Le phénomène, qui touche l'ensemble des catégories sociales, est donc massif et indéniable ; il appelle une réflexion sur l'approche que nous devons adopter.
Se posent plusieurs questions.
D'abord, pour ce qui est de la santé, les professionnels nous alertent, avec raison, sur les dangers de ces produits. Toutefois, il faut aussi considérer les ravages, notamment sur nos jeunes, de la consommation des produits actuels, qui sont souvent coupés avec des substances très dangereuses.
La deuxième question qui se pose est celle de l'impact de la politique actuelle sur la sécurité. Il nous faut, non pas renoncer, loin de là, mais repenser notre approche. La question de la dépénalisation, voire de la légalisation de l'usage du cannabis, associée à une politique de prévention efficace, se posera tôt ou tard en France, comme elle s'est posée en Allemagne, en Espagne, en Belgique, aux Pays-Bas, au Portugal et dans plusieurs États américains, pourtant meneurs dans la lutte contre le trafic de drogue.
Pour traiter toutes ces questions, un grand débat apaisé et réfléchi sera à mon avis indispensable.
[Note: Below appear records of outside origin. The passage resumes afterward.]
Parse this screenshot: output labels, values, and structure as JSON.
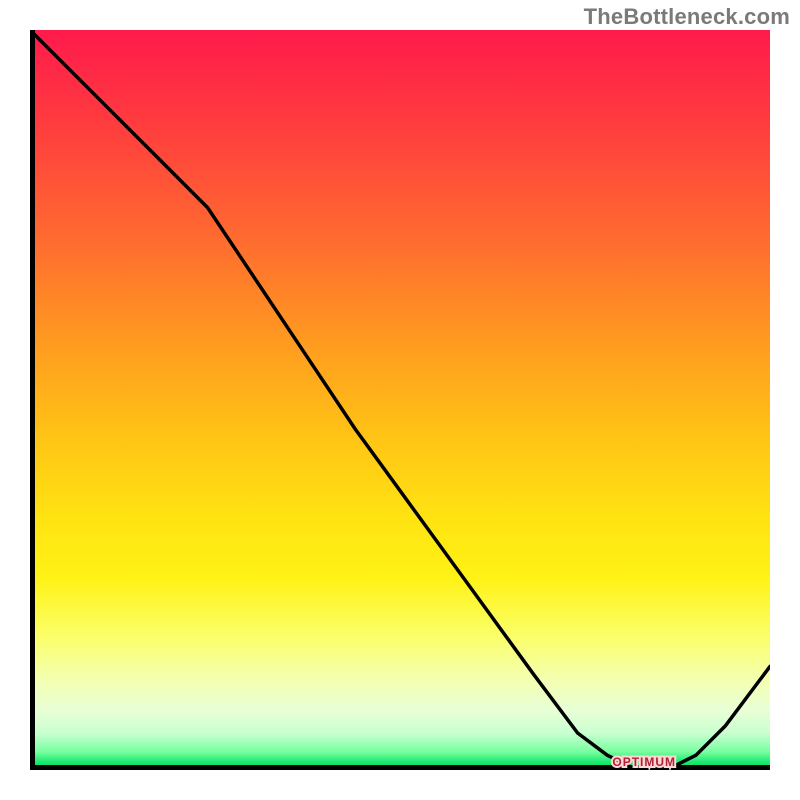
{
  "watermark": "TheBottleneck.com",
  "colors": {
    "top": "#ff1a4c",
    "mid": "#ffe312",
    "bottom": "#17e86e",
    "curve": "#000000",
    "axis": "#000000",
    "optimum_label": "#b02030"
  },
  "chart_data": {
    "type": "line",
    "title": "",
    "xlabel": "",
    "ylabel": "",
    "xlim": [
      0,
      100
    ],
    "ylim": [
      0,
      100
    ],
    "x": [
      0,
      8,
      16,
      24,
      28,
      36,
      44,
      52,
      60,
      68,
      74,
      78,
      82,
      86,
      90,
      94,
      100
    ],
    "values": [
      100,
      92,
      84,
      76,
      70,
      58,
      46,
      35,
      24,
      13,
      5,
      2,
      0,
      0,
      2,
      6,
      14
    ],
    "optimum": {
      "x_range": [
        78,
        88
      ],
      "y": 0,
      "label": "OPTIMUM"
    },
    "annotations": [
      {
        "text": "OPTIMUM",
        "x": 83,
        "y": 0
      }
    ]
  }
}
Il faut en finir avec les non-dits qui caractérisent aujourd'hui notre politique à l'égard du cannabis. Nous ne pouvons plus nous réfugier uniquement derrière une prohibition qui crée une économie souterraine, déstabilise certains quartiers et engendre l'insécurité et les violences inhérentes aux trafics illégaux.
Madame la garde des sceaux, pouvez-vous nous indiquer si le Gouvernement compte ouvrir un grand débat, avec tous les acteurs du corps social et les pouvoirs publics, afin que nous puissions aborder la question sereinement et envisager des réponses adaptées à cette problématique ? Nous pourrions le faire après l'évaluation des mesures que vous allez proposer au Parlement.